In rodent models, AQP4 appears plays a role in both the development and resolution of the cerebral edema that occurs following an injury like TBI or stroke and around brain tumors. In comparison with wild-type mice, double knockout mice exhibited different diseases course post brain injury. It indicated reduced intracranial pressure, cell death, water accumulation, astrogliosis, and lesion volume. The expression of aquaporin 4 is reliant on the disease stage of TBI. In an acute stage of TBI, the lack of aquaporin 4 causes a decrease of excess water removal while for later stage TBI results in prevention of severe damage and swelling.

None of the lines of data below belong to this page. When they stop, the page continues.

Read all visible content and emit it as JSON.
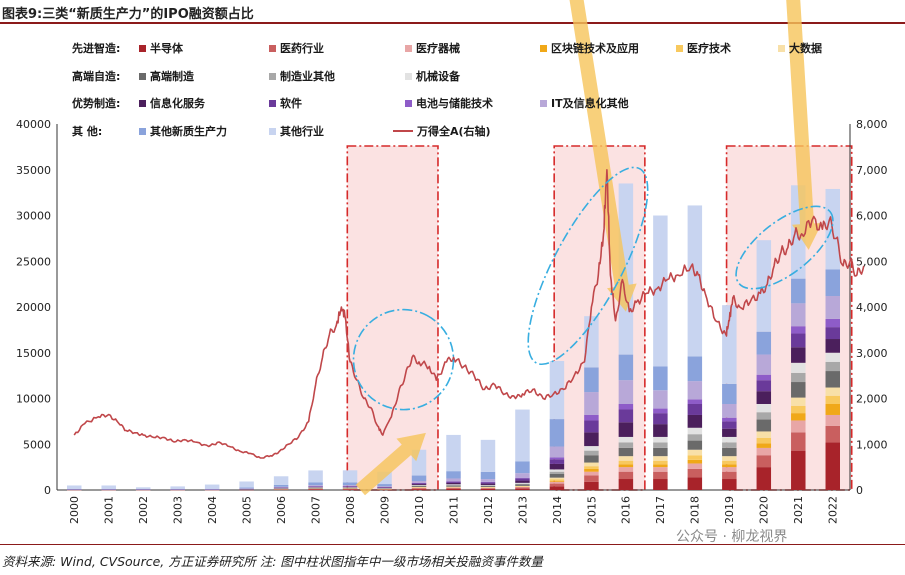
{
  "title": "图表9:三类“新质生产力”的IPO融资额占比",
  "source": "资料来源: Wind, CVSource, 方正证券研究所 注: 图中柱状图指年中一级市场相关投融资事件数量",
  "watermark": "公众号 · 柳龙视界",
  "chart_data": {
    "type": "bar",
    "stacked": true,
    "categories": [
      "2000",
      "2001",
      "2002",
      "2003",
      "2004",
      "2005",
      "2006",
      "2007",
      "2008",
      "2009",
      "2010",
      "2011",
      "2012",
      "2013",
      "2014",
      "2015",
      "2016",
      "2017",
      "2018",
      "2019",
      "2020",
      "2021",
      "2022"
    ],
    "ylim": [
      0,
      40000
    ],
    "y2lim": [
      0,
      8000
    ],
    "y_ticks": [
      0,
      5000,
      10000,
      15000,
      20000,
      25000,
      30000,
      35000,
      40000
    ],
    "y2_ticks": [
      "0",
      "1,000",
      "2,000",
      "3,000",
      "4,000",
      "5,000",
      "6,000",
      "7,000",
      "8,000"
    ],
    "legend_groups": [
      {
        "label": "先进智造:",
        "items": [
          0,
          1,
          2,
          3,
          4,
          5
        ]
      },
      {
        "label": "高端自造:",
        "items": [
          6,
          7,
          8
        ]
      },
      {
        "label": "优势制造:",
        "items": [
          9,
          10,
          11,
          12
        ]
      },
      {
        "label": "其      他:",
        "items": [
          13,
          14
        ]
      }
    ],
    "series": [
      {
        "name": "半导体",
        "color": "#a8232a",
        "values": [
          10,
          10,
          10,
          10,
          10,
          20,
          40,
          60,
          60,
          40,
          100,
          120,
          110,
          150,
          400,
          900,
          1200,
          1200,
          1400,
          1200,
          2500,
          4300,
          5200
        ]
      },
      {
        "name": "医药行业",
        "color": "#c95f5f",
        "values": [
          10,
          10,
          10,
          10,
          10,
          20,
          40,
          60,
          60,
          40,
          100,
          100,
          90,
          120,
          300,
          700,
          800,
          800,
          900,
          800,
          1300,
          2000,
          1800
        ]
      },
      {
        "name": "医疗器械",
        "color": "#e8a6a6",
        "values": [
          5,
          5,
          5,
          5,
          5,
          10,
          20,
          30,
          30,
          20,
          50,
          60,
          50,
          70,
          200,
          400,
          500,
          500,
          600,
          500,
          800,
          1300,
          1200
        ]
      },
      {
        "name": "区块链技术及应用",
        "color": "#f0a818",
        "values": [
          0,
          0,
          0,
          0,
          0,
          0,
          0,
          0,
          0,
          0,
          0,
          0,
          0,
          0,
          100,
          300,
          300,
          300,
          400,
          300,
          500,
          800,
          1200
        ]
      },
      {
        "name": "医疗技术",
        "color": "#f8c95e",
        "values": [
          0,
          0,
          0,
          0,
          0,
          0,
          0,
          0,
          10,
          10,
          30,
          30,
          30,
          40,
          150,
          300,
          400,
          400,
          500,
          400,
          600,
          800,
          900
        ]
      },
      {
        "name": "大数据",
        "color": "#f8e0a8",
        "values": [
          0,
          0,
          0,
          0,
          0,
          0,
          10,
          20,
          20,
          20,
          50,
          50,
          50,
          70,
          200,
          400,
          500,
          500,
          600,
          500,
          700,
          900,
          900
        ]
      },
      {
        "name": "高端制造",
        "color": "#6a6a6a",
        "values": [
          10,
          10,
          10,
          10,
          10,
          20,
          40,
          60,
          60,
          40,
          100,
          120,
          100,
          150,
          400,
          800,
          900,
          900,
          1000,
          900,
          1300,
          1700,
          1800
        ]
      },
      {
        "name": "制造业其他",
        "color": "#a8a8a8",
        "values": [
          5,
          5,
          5,
          5,
          5,
          10,
          20,
          30,
          30,
          20,
          60,
          70,
          60,
          90,
          250,
          500,
          600,
          600,
          700,
          600,
          800,
          1000,
          1000
        ]
      },
      {
        "name": "机械设备",
        "color": "#e2e2e2",
        "values": [
          5,
          5,
          5,
          5,
          5,
          10,
          20,
          30,
          30,
          20,
          60,
          70,
          60,
          90,
          250,
          500,
          600,
          600,
          700,
          600,
          900,
          1100,
          1000
        ]
      },
      {
        "name": "信息化服务",
        "color": "#4b1f5c",
        "values": [
          10,
          10,
          10,
          10,
          10,
          20,
          40,
          60,
          60,
          50,
          100,
          150,
          150,
          250,
          600,
          1500,
          1600,
          1400,
          1400,
          900,
          1400,
          1700,
          1500
        ]
      },
      {
        "name": "软件",
        "color": "#6a3a9a",
        "values": [
          10,
          10,
          10,
          10,
          10,
          20,
          40,
          60,
          60,
          50,
          100,
          150,
          150,
          250,
          500,
          1300,
          1400,
          1200,
          1200,
          800,
          1200,
          1500,
          1300
        ]
      },
      {
        "name": "电池与储能技术",
        "color": "#8e5cc8",
        "values": [
          0,
          0,
          0,
          0,
          0,
          0,
          0,
          10,
          10,
          10,
          30,
          40,
          40,
          60,
          200,
          600,
          600,
          500,
          500,
          400,
          600,
          800,
          900
        ]
      },
      {
        "name": "IT及信息化其他",
        "color": "#b8a8d8",
        "values": [
          20,
          20,
          20,
          20,
          20,
          40,
          80,
          100,
          100,
          80,
          200,
          300,
          300,
          500,
          1200,
          2500,
          2600,
          2000,
          2000,
          1500,
          2200,
          2500,
          2500
        ]
      },
      {
        "name": "其他新质生产力",
        "color": "#8aa3dc",
        "values": [
          50,
          50,
          50,
          50,
          50,
          100,
          200,
          300,
          300,
          250,
          600,
          800,
          800,
          1300,
          3000,
          2700,
          2800,
          2600,
          2700,
          2200,
          2500,
          2700,
          2900
        ]
      },
      {
        "name": "其他行业",
        "color": "#c8d4f0",
        "values": [
          360,
          360,
          160,
          260,
          460,
          660,
          950,
          1320,
          1320,
          1350,
          2820,
          3960,
          3490,
          5650,
          6350,
          5600,
          18700,
          16500,
          16500,
          8600,
          10000,
          10200,
          8800
        ]
      }
    ],
    "line": {
      "name": "万得全A(右轴)",
      "color": "#c0474a",
      "x": [
        2000.0,
        2000.3,
        2000.7,
        2001.0,
        2001.3,
        2001.5,
        2001.8,
        2002.0,
        2002.3,
        2002.6,
        2002.9,
        2003.2,
        2003.5,
        2003.9,
        2004.2,
        2004.5,
        2004.8,
        2005.1,
        2005.4,
        2005.7,
        2005.9,
        2006.2,
        2006.5,
        2006.8,
        2007.0,
        2007.2,
        2007.4,
        2007.6,
        2007.75,
        2007.85,
        2008.0,
        2008.2,
        2008.4,
        2008.6,
        2008.8,
        2008.95,
        2009.2,
        2009.4,
        2009.6,
        2009.8,
        2010.0,
        2010.3,
        2010.5,
        2010.8,
        2011.0,
        2011.3,
        2011.6,
        2011.9,
        2012.2,
        2012.5,
        2012.8,
        2013.0,
        2013.3,
        2013.6,
        2013.9,
        2014.2,
        2014.5,
        2014.8,
        2015.0,
        2015.2,
        2015.35,
        2015.45,
        2015.55,
        2015.7,
        2015.9,
        2016.1,
        2016.3,
        2016.6,
        2016.9,
        2017.2,
        2017.5,
        2017.9,
        2018.1,
        2018.3,
        2018.6,
        2018.9,
        2019.0,
        2019.1,
        2019.3,
        2019.6,
        2019.9,
        2020.1,
        2020.3,
        2020.5,
        2020.7,
        2020.9,
        2021.1,
        2021.4,
        2021.7,
        2021.9,
        2022.1,
        2022.3,
        2022.5,
        2022.7,
        2022.9
      ],
      "y": [
        1200,
        1450,
        1600,
        1650,
        1450,
        1300,
        1250,
        1200,
        1150,
        1150,
        1050,
        1100,
        1050,
        950,
        1050,
        950,
        850,
        800,
        700,
        750,
        800,
        1000,
        1150,
        1500,
        2300,
        2900,
        3400,
        3600,
        4000,
        3800,
        2800,
        2400,
        2000,
        1800,
        1400,
        1200,
        1600,
        2100,
        2500,
        2900,
        2800,
        2700,
        2400,
        2800,
        2900,
        2700,
        2500,
        2200,
        2300,
        2100,
        2000,
        2100,
        2200,
        2000,
        2100,
        2200,
        2500,
        2800,
        4000,
        4700,
        5600,
        7000,
        4700,
        3700,
        4600,
        3900,
        4100,
        4300,
        4400,
        4600,
        4700,
        4900,
        4700,
        4300,
        3700,
        3400,
        3700,
        4200,
        4000,
        4100,
        4300,
        4500,
        4900,
        5200,
        5300,
        5600,
        5600,
        5900,
        5700,
        5900,
        5500,
        4900,
        5000,
        4700,
        4900
      ]
    },
    "highlight_periods": [
      [
        2008,
        2010
      ],
      [
        2014,
        2016
      ],
      [
        2019,
        2022
      ]
    ]
  }
}
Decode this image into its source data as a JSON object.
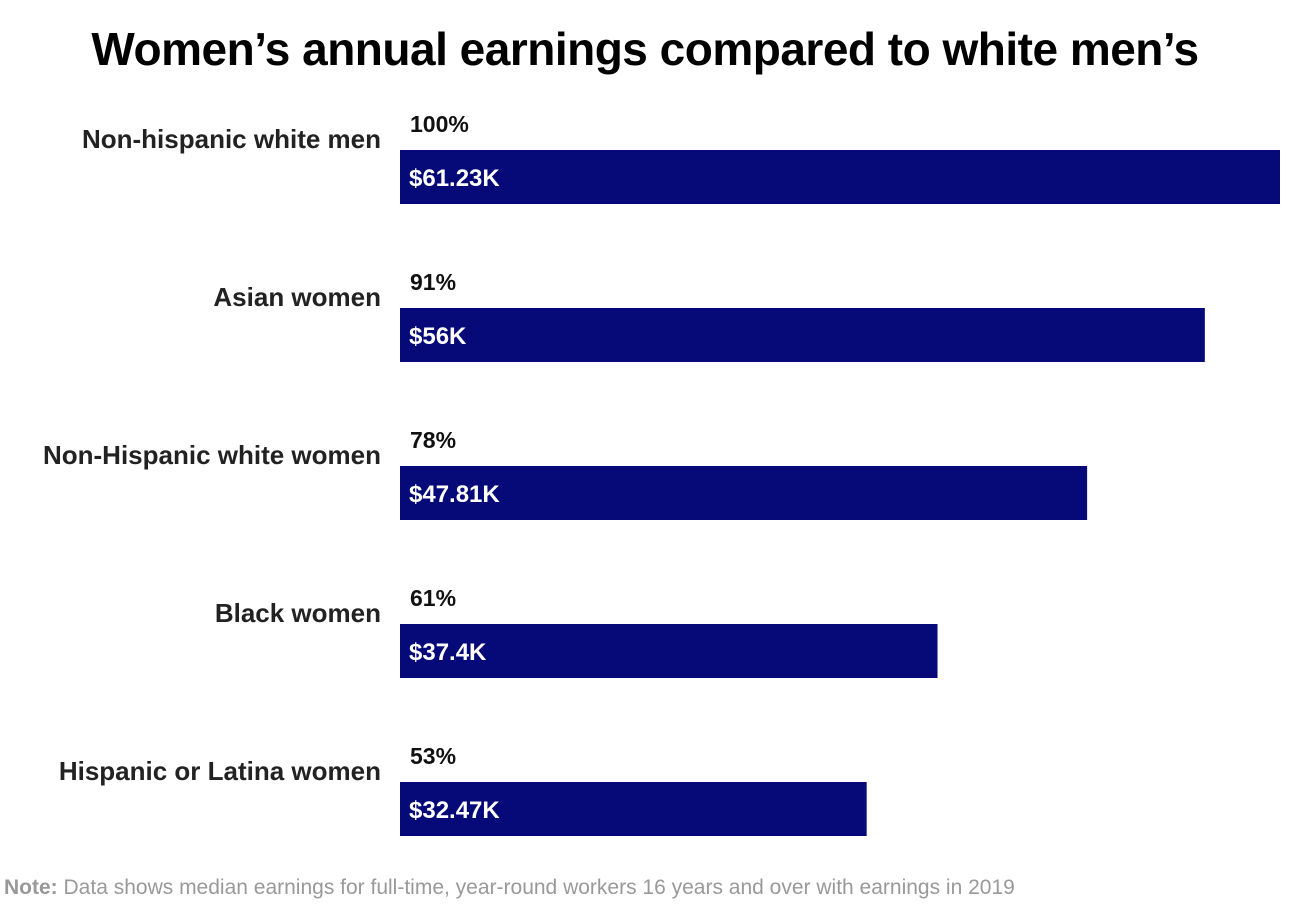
{
  "chart_data": {
    "type": "bar",
    "orientation": "horizontal",
    "title": "Women’s annual earnings compared to white men’s",
    "categories": [
      "Non-hispanic white men",
      "Asian women",
      "Non-Hispanic white women",
      "Black women",
      "Hispanic or Latina women"
    ],
    "values": [
      61.23,
      56,
      47.81,
      37.4,
      32.47
    ],
    "value_labels": [
      "$61.23K",
      "$56K",
      "$47.81K",
      "$37.4K",
      "$32.47K"
    ],
    "percent_labels": [
      "100%",
      "91%",
      "78%",
      "61%",
      "53%"
    ],
    "xlim": [
      0,
      61.23
    ],
    "grid": false,
    "legend": "none",
    "bar_color": "#060a78"
  },
  "note": {
    "label": "Note:",
    "text": "Data shows median earnings for full-time, year-round workers 16 years and over with earnings in 2019"
  }
}
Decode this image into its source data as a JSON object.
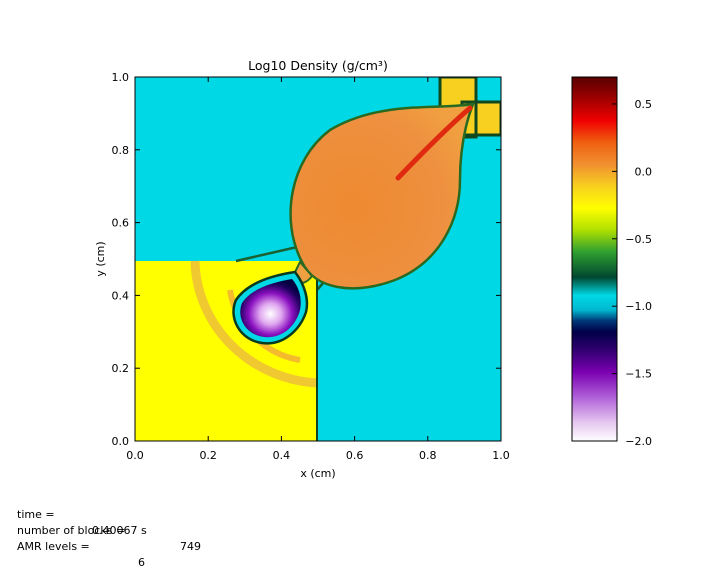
{
  "chart_data": {
    "type": "heatmap",
    "title": "Log10 Density (g/cm³)",
    "xlabel": "x (cm)",
    "ylabel": "y (cm)",
    "xlim": [
      0.0,
      1.0
    ],
    "ylim": [
      0.0,
      1.0
    ],
    "x_ticks": [
      "0.0",
      "0.2",
      "0.4",
      "0.6",
      "0.8",
      "1.0"
    ],
    "y_ticks": [
      "0.0",
      "0.2",
      "0.4",
      "0.6",
      "0.8",
      "1.0"
    ],
    "colorbar": {
      "range": [
        -2.0,
        0.7
      ],
      "ticks": [
        "0.5",
        "0.0",
        "−0.5",
        "−1.0",
        "−1.5",
        "−2.0"
      ]
    }
  },
  "info": {
    "time_label": "time =",
    "time_value": "0.40067 s",
    "blocks_label": "number of blocks =",
    "blocks_value": "749",
    "amr_label": "AMR levels =",
    "amr_value": "6"
  }
}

In people who suffer from Alzheimer's disease, amyloid plaques sometimes develop in brain arteries—a condition is referred to as cerebral amyloid angiopathy, or CAA. Animal studies have found that the severity of CAA increases or decreases depending on aquaporin-4 expression. When there is a decrease in AQP4, CAA severity increases and vice versa; it is not known what causes changes in AQP4 expression levels, nor whether this is part of the disease process or an effort of the brain to adapt. In animal models of amyotrophic lateral sclerosis, AQP4 is overexpressed in the brainstem, cortex, and gray matter of the spinal cord which results in swollen astrocytes; the reason for this is not understood.

Knockout mice display cognition problems; there is disruption in memory consolidation as well as disruption between memory acquisition, spatial recognition, and memory of where an object was after it has been moved.